Anti-violence activist introduces his book to inspire others to ask for forgiveness
Rashawn Sullivan pauses while addressing the crowd at his Jan. 6 book-signing event. After a deep breath he says, “These are tears of joy. I went to prison at age 17, and now I’m here.”
Sullivan was released from prison in 2015 for committing a drive-by shooting in his youth that took the life of Jason Crawford. It took nearly half of his 17-year prison sentence for him to feel regret.
He shared that he grew up in and out of juvenile detention centers, had a mother and family addicted to drugs, and received guidance only from the young men he associated with in the neighborhood. Those factors, he said, led him to make such a rash decision based on ignorance. In prison, he found a higher power and worked to make changes.
Once released, Sullivan made a public apology to the Crawford family and vowed to inspire others. One effort he shared is that the money from his first book, “iApologize,” will be used to help establish a college fund for Crawford’s nieces.
“This is the time for us to reclaim our community,” Sullivan concluded. “It’s time to go to the next level to save lives.”
Sullivan organized the event not only to share his book, but also to unite the community.
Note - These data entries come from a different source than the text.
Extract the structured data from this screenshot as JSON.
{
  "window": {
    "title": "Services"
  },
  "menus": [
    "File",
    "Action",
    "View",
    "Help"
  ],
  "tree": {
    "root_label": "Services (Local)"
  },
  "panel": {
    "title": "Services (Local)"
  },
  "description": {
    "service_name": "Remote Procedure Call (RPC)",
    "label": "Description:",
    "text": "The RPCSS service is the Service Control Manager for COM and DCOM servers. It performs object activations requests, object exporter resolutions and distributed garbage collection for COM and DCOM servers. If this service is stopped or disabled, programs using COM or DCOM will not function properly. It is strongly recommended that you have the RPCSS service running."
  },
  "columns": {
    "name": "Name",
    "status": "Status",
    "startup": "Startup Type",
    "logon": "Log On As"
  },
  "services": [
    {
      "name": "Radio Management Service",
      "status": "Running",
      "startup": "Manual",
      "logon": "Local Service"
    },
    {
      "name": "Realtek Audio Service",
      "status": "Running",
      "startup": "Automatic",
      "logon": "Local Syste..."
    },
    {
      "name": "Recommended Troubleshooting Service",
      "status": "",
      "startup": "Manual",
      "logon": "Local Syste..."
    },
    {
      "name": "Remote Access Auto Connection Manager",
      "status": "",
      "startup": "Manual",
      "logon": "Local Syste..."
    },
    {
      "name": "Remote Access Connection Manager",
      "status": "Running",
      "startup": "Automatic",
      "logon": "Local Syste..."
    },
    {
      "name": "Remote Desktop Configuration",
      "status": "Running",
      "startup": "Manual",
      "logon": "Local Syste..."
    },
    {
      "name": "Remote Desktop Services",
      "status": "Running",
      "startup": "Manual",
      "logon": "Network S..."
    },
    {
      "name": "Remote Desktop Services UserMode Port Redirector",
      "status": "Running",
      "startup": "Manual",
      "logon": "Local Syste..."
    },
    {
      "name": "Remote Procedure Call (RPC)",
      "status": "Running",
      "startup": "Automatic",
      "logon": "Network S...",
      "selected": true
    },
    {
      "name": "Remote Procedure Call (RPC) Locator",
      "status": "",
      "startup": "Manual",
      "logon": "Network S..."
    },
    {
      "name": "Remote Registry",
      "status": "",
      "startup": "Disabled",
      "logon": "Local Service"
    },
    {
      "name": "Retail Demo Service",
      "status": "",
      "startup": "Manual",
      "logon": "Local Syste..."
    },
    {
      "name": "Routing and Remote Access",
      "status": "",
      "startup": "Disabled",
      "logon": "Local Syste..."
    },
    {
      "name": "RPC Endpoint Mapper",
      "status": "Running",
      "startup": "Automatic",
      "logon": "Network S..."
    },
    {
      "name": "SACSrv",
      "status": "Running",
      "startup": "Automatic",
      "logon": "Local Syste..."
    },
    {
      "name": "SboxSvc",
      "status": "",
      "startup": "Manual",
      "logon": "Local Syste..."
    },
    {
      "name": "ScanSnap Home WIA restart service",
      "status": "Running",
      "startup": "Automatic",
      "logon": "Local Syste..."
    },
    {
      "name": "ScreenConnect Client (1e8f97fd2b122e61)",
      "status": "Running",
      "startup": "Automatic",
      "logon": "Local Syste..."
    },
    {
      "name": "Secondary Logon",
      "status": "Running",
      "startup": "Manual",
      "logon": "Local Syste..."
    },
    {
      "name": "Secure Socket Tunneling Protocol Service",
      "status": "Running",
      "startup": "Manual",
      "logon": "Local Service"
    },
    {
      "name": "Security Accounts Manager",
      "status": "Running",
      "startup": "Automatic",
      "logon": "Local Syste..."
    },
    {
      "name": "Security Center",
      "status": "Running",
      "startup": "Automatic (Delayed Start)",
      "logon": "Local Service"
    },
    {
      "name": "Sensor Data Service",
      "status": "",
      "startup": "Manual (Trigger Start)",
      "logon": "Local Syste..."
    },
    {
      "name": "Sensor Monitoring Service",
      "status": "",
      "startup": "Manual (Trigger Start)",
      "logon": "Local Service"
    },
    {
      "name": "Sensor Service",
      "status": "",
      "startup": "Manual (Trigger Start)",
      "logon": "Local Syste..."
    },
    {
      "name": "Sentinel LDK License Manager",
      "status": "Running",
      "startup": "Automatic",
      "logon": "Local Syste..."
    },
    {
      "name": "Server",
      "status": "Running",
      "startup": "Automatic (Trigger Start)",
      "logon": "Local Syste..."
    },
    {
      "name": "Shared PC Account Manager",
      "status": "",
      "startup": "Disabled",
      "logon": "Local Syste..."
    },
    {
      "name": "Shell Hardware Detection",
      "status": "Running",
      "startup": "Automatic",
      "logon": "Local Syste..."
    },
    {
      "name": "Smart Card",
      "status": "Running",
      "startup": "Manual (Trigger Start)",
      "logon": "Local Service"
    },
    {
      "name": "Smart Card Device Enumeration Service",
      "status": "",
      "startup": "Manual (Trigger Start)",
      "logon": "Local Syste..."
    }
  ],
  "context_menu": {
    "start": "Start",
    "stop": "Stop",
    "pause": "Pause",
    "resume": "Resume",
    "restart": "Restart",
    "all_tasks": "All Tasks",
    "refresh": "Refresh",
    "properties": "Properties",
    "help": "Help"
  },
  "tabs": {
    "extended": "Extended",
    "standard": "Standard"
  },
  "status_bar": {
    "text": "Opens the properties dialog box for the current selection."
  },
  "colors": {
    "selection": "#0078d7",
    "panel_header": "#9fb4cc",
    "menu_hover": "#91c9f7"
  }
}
About 75 people attended to show their support, snap selfies with the author and read through a display of apology letters submitted by people in the community.
The letters — all focusing on a personal apology — were addressed to someone who had been wronged. Apologies were made to mothers, families or children, community members and even to the apology writers themselves.
Apologies were written for things such as: selling drugs, hitting a teacher, stripping and sleeping with men for money, being a bad mother, sleeping with someone else’s husband, smoking crack, stealing from their children and more.
One read: “I apologize for selling my kidz Christmas toys to buy drugs.”
But other apologies were written directly to themselves, apologizing for not achieving their own dreams.
“I apologize to my career for not following through,” stated one of them.
Clifford Ryans is with OGs Against Violence and is a strong supporter of Sullivan and his iApologize campaign. He contributed a letter apologizing to the community for retreating after his son’s murder in 1999.
“I turned my back on my community after his death,” Ryans said. “I think back on it and think of the difference I could have made sooner if I wouldn’t have waited nearly a decade to speak out and take action.”
The letters played a powerful role in the event.
One local woman wrote a letter to the family of the man her husband murdered and apologized for her role in hindering prosecution by destroying evidence.
“The thought of losing him (her husband) to life in prison or the death penalty was unbearable … the day the police took him, I was pregnant,” her letter stated.
She also apologized to her children for losing custody of them because of her role.
“I spent most of your lives fighting to try and get you back.” She concluded that she wished she could go back and do everything differently, avoid the street life and put her children first.
Letters also were important in the creation of Sullivan’s iApologize organization.
“At the tail end of his prison term, we had a lot of letters back and forth,” said Timothy “Noble” Jennings-Bey, who runs the Trauma Response Team and works with Sullivan. The letters were a way for the two to discuss Sullivan’s vision.
“It takes a special individual to step across the line and make an apology,” Jennings-Bey said. “There’s not many that can do this.”